Dupont Pompton Lake Pollution May Be Headed Downstream
DEP Scientists’ Questions Could Prompt Feds to Expand DuPont Cleanup Scope
Trenton — New Jersey state scientists have pointed to evidence that mercury from a toxic waste site at Pompton Lakes is migrating down the Ramapo and Wanaque Rivers through contaminated sediment, fish and wildlife, according to agency documents released today by Public Employees for Environmental Responsibility (PEER). These documents surface just as federal agencies are reviewing the DuPont dredging plans to determine their ecological adequacy.
Pollution from the old E.I. DuPont De Nemours & Company ammunition plant has proven to be more than a 20-year long nightmare for the 450 homes exposed to deadly vapors and other effects. Now it appears that this pollution nightmare may be spreading.
State Department of Environmental Protection (DEP) scientists found much higher levels of mercury in Pompton Lake fish than found elsewhere, raising red flags about bio-availability of the mercury and downriver sediment pollution. They said the ecological assessment in the DuPont plan to dredge a 26-acre section of Acid Brook Delta, a small part of the 260-acre polluted Pompton Lake, was “misleading” particularly in characterizing data on mercury in fish tissue. Moreover, DEP calculated a sediment cleanup standard needed to protect fish and wildlife but DuPont’s plan did not incorporate that standard.
The adjoining Ramapo and Wanaque watersheds are affected by contaminated sediment flow as are their fish and wildlife, which bio-accumulate mercury through the food chain. The current DuPont dredging plan only addresses a small portion (10%) of the Lake and does not consider downriver sediment impacts.
The U.S. Environmental Protection Agency and the U.S. Fish & Wildlife Service are now considering and must both sign off on this plan.
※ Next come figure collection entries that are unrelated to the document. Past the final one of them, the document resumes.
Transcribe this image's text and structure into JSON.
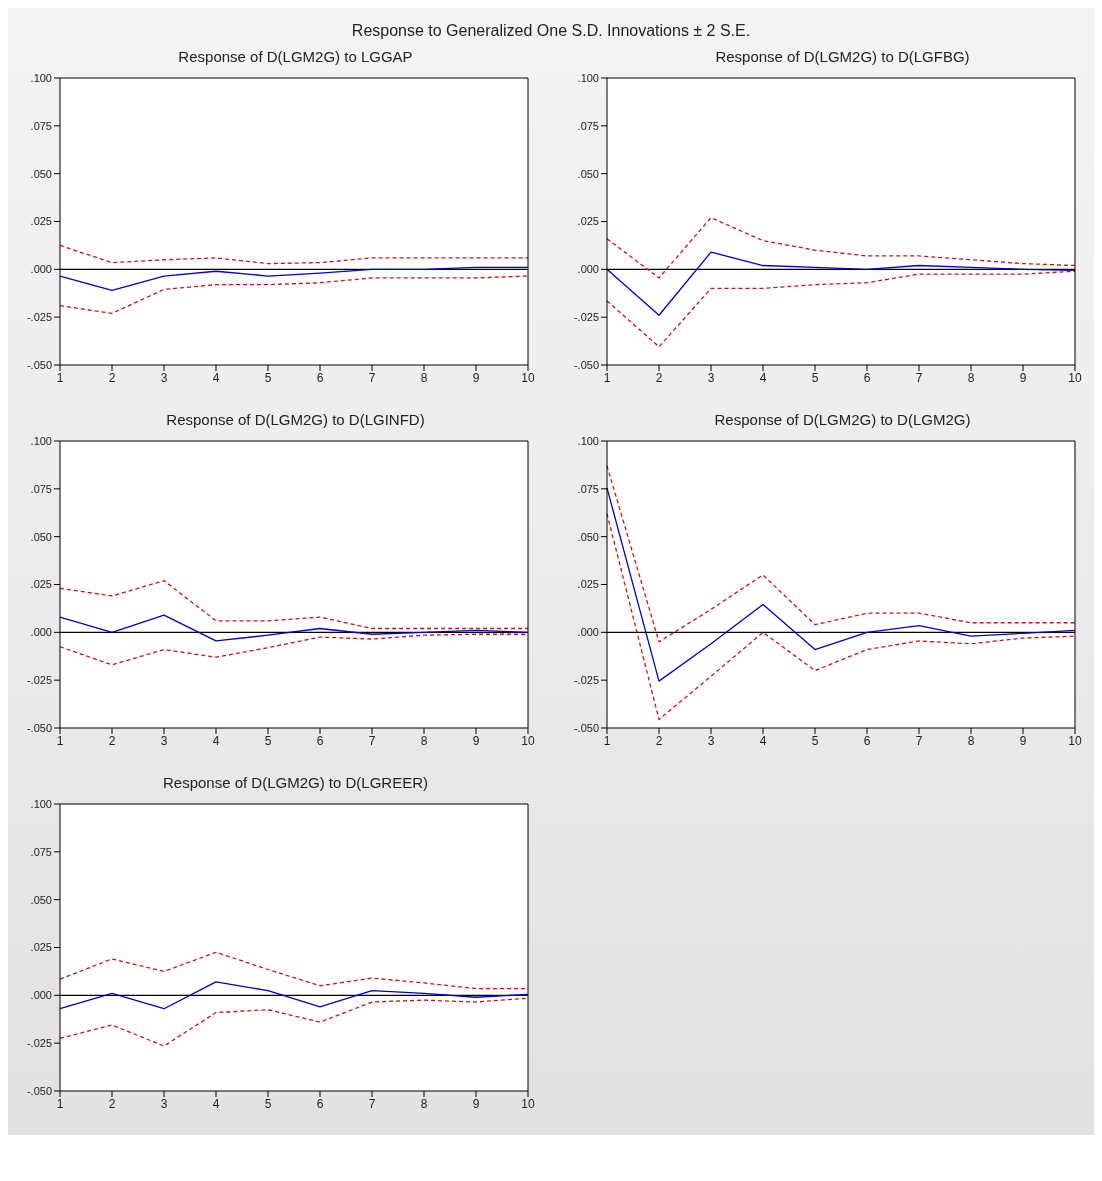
{
  "chart_data": [
    {
      "type": "line",
      "title": "Response to Generalized One S.D. Innovations ± 2 S.E.",
      "subtitle": "Response of  D(LGM2G) to LGGAP",
      "categories": [
        "1",
        "2",
        "3",
        "4",
        "5",
        "6",
        "7",
        "8",
        "9",
        "10"
      ],
      "series": [
        {
          "color": "#0000c8",
          "line_style": "solid",
          "values": [
            -0.0035,
            -0.011,
            -0.0035,
            -0.001,
            -0.0035,
            -0.002,
            0,
            0,
            0.001,
            0.001
          ]
        },
        {
          "color": "#d01010",
          "line_style": "dashed",
          "values": [
            0.0125,
            0.0035,
            0.005,
            0.006,
            0.003,
            0.0035,
            0.006,
            0.006,
            0.006,
            0.006
          ]
        },
        {
          "color": "#d01010",
          "line_style": "dashed",
          "values": [
            -0.019,
            -0.023,
            -0.0105,
            -0.008,
            -0.008,
            -0.007,
            -0.0045,
            -0.0045,
            -0.0045,
            -0.0035
          ]
        }
      ],
      "ylim": [
        -0.05,
        0.1
      ],
      "yticks": [
        {
          "value": -0.05,
          "label": "-.050"
        },
        {
          "value": -0.025,
          "label": "-.025"
        },
        {
          "value": 0,
          "label": ".000"
        },
        {
          "value": 0.025,
          "label": ".025"
        },
        {
          "value": 0.05,
          "label": ".050"
        },
        {
          "value": 0.075,
          "label": ".075"
        },
        {
          "value": 0.1,
          "label": ".100"
        }
      ],
      "ref_lines": [
        {
          "axis": "y",
          "value": 0,
          "color": "#000000"
        }
      ],
      "grid": false,
      "legend": false,
      "marker": "none"
    },
    {
      "type": "line",
      "title": "Response of D(LGM2G) to D(LGFBG)",
      "categories": [
        "1",
        "2",
        "3",
        "4",
        "5",
        "6",
        "7",
        "8",
        "9",
        "10"
      ],
      "series": [
        {
          "color": "#0000c8",
          "line_style": "solid",
          "values": [
            0,
            -0.024,
            0.009,
            0.002,
            0.001,
            0,
            0.002,
            0.001,
            0,
            -0.0005
          ]
        },
        {
          "color": "#d01010",
          "line_style": "dashed",
          "values": [
            0.016,
            -0.0045,
            0.027,
            0.015,
            0.01,
            0.007,
            0.007,
            0.005,
            0.003,
            0.002
          ]
        },
        {
          "color": "#d01010",
          "line_style": "dashed",
          "values": [
            -0.0165,
            -0.0405,
            -0.01,
            -0.01,
            -0.008,
            -0.007,
            -0.0025,
            -0.0025,
            -0.0025,
            -0.001
          ]
        }
      ],
      "ylim": [
        -0.05,
        0.1
      ],
      "yticks": [
        {
          "value": -0.05,
          "label": "-.050"
        },
        {
          "value": -0.025,
          "label": "-.025"
        },
        {
          "value": 0,
          "label": ".000"
        },
        {
          "value": 0.025,
          "label": ".025"
        },
        {
          "value": 0.05,
          "label": ".050"
        },
        {
          "value": 0.075,
          "label": ".075"
        },
        {
          "value": 0.1,
          "label": ".100"
        }
      ],
      "ref_lines": [
        {
          "axis": "y",
          "value": 0,
          "color": "#000000"
        }
      ],
      "grid": false,
      "legend": false,
      "marker": "none"
    },
    {
      "type": "line",
      "title": "Response of D(LGM2G) to D(LGINFD)",
      "categories": [
        "1",
        "2",
        "3",
        "4",
        "5",
        "6",
        "7",
        "8",
        "9",
        "10"
      ],
      "series": [
        {
          "color": "#0000c8",
          "line_style": "solid",
          "values": [
            0.008,
            0,
            0.009,
            -0.0045,
            -0.0015,
            0.002,
            -0.001,
            0,
            0.001,
            0
          ]
        },
        {
          "color": "#d01010",
          "line_style": "dashed",
          "values": [
            0.023,
            0.019,
            0.027,
            0.006,
            0.006,
            0.008,
            0.002,
            0.002,
            0.002,
            0.002
          ]
        },
        {
          "color": "#d01010",
          "line_style": "dashed",
          "values": [
            -0.0075,
            -0.017,
            -0.009,
            -0.013,
            -0.008,
            -0.0025,
            -0.0035,
            -0.0015,
            -0.001,
            -0.001
          ]
        }
      ],
      "ylim": [
        -0.05,
        0.1
      ],
      "yticks": [
        {
          "value": -0.05,
          "label": "-.050"
        },
        {
          "value": -0.025,
          "label": "-.025"
        },
        {
          "value": 0,
          "label": ".000"
        },
        {
          "value": 0.025,
          "label": ".025"
        },
        {
          "value": 0.05,
          "label": ".050"
        },
        {
          "value": 0.075,
          "label": ".075"
        },
        {
          "value": 0.1,
          "label": ".100"
        }
      ],
      "ref_lines": [
        {
          "axis": "y",
          "value": 0,
          "color": "#000000"
        }
      ],
      "grid": false,
      "legend": false,
      "marker": "none"
    },
    {
      "type": "line",
      "title": "Response of D(LGM2G) to D(LGM2G)",
      "categories": [
        "1",
        "2",
        "3",
        "4",
        "5",
        "6",
        "7",
        "8",
        "9",
        "10"
      ],
      "series": [
        {
          "color": "#0000c8",
          "line_style": "solid",
          "values": [
            0.0755,
            -0.0255,
            -0.006,
            0.0145,
            -0.009,
            0,
            0.0035,
            -0.002,
            -0.0005,
            0.001
          ]
        },
        {
          "color": "#d01010",
          "line_style": "dashed",
          "values": [
            0.087,
            -0.005,
            0.012,
            0.03,
            0.004,
            0.01,
            0.01,
            0.005,
            0.005,
            0.005
          ]
        },
        {
          "color": "#d01010",
          "line_style": "dashed",
          "values": [
            0.062,
            -0.0455,
            -0.023,
            0,
            -0.02,
            -0.009,
            -0.0045,
            -0.006,
            -0.003,
            -0.002
          ]
        }
      ],
      "ylim": [
        -0.05,
        0.1
      ],
      "yticks": [
        {
          "value": -0.05,
          "label": "-.050"
        },
        {
          "value": -0.025,
          "label": "-.025"
        },
        {
          "value": 0,
          "label": ".000"
        },
        {
          "value": 0.025,
          "label": ".025"
        },
        {
          "value": 0.05,
          "label": ".050"
        },
        {
          "value": 0.075,
          "label": ".075"
        },
        {
          "value": 0.1,
          "label": ".100"
        }
      ],
      "ref_lines": [
        {
          "axis": "y",
          "value": 0,
          "color": "#000000"
        }
      ],
      "grid": false,
      "legend": false,
      "marker": "none"
    },
    {
      "type": "line",
      "title": "Response of D(LGM2G) to D(LGREER)",
      "categories": [
        "1",
        "2",
        "3",
        "4",
        "5",
        "6",
        "7",
        "8",
        "9",
        "10"
      ],
      "series": [
        {
          "color": "#0000c8",
          "line_style": "solid",
          "values": [
            -0.007,
            0.001,
            -0.007,
            0.007,
            0.0025,
            -0.006,
            0.0025,
            0.001,
            -0.001,
            0.0005
          ]
        },
        {
          "color": "#d01010",
          "line_style": "dashed",
          "values": [
            0.0085,
            0.019,
            0.0125,
            0.0225,
            0.0135,
            0.005,
            0.009,
            0.0065,
            0.0035,
            0.0035
          ]
        },
        {
          "color": "#d01010",
          "line_style": "dashed",
          "values": [
            -0.0225,
            -0.0155,
            -0.0265,
            -0.009,
            -0.0075,
            -0.014,
            -0.0035,
            -0.0025,
            -0.0035,
            -0.0015
          ]
        }
      ],
      "ylim": [
        -0.05,
        0.1
      ],
      "yticks": [
        {
          "value": -0.05,
          "label": "-.050"
        },
        {
          "value": -0.025,
          "label": "-.025"
        },
        {
          "value": 0,
          "label": ".000"
        },
        {
          "value": 0.025,
          "label": ".025"
        },
        {
          "value": 0.05,
          "label": ".050"
        },
        {
          "value": 0.075,
          "label": ".075"
        },
        {
          "value": 0.1,
          "label": ".100"
        }
      ],
      "ref_lines": [
        {
          "axis": "y",
          "value": 0,
          "color": "#000000"
        }
      ],
      "grid": false,
      "legend": false,
      "marker": "none"
    }
  ]
}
PEER is urging Fish & Wildlife scientists to revisit the DEP standard during their review of the DuPont plan.
“These federal oversight agencies must look at these DEP findings and should conduct a de novo review of the scientific basis for the DuPont cleanup plan,” stated New Jersey PEER Director Bill Wolfe, noting that DEP had denied him access to these internal scientific documents under the state Open Public Records Act, claiming they were “deliberative” but had previously released these same documents to a different requester. “Right now we are a critical juncture in the future of Pompton Lakes.”
The DuPont plan is supposed to be based upon a site-specific ecological standard designed to protect fish and wildlife from the bio-accumulative effects of mercury in sediments. Federal review could expand the scope of the proposed cleanup and could also find additional injuries to natural resources for which DuPont must compensate the public.
For more than a century, DuPont’s operations poured heavy metals and other toxins into Pompton Lake. The plume of pollution has spread to groundwater underlying homes and businesses, causing vapor intrusion problems.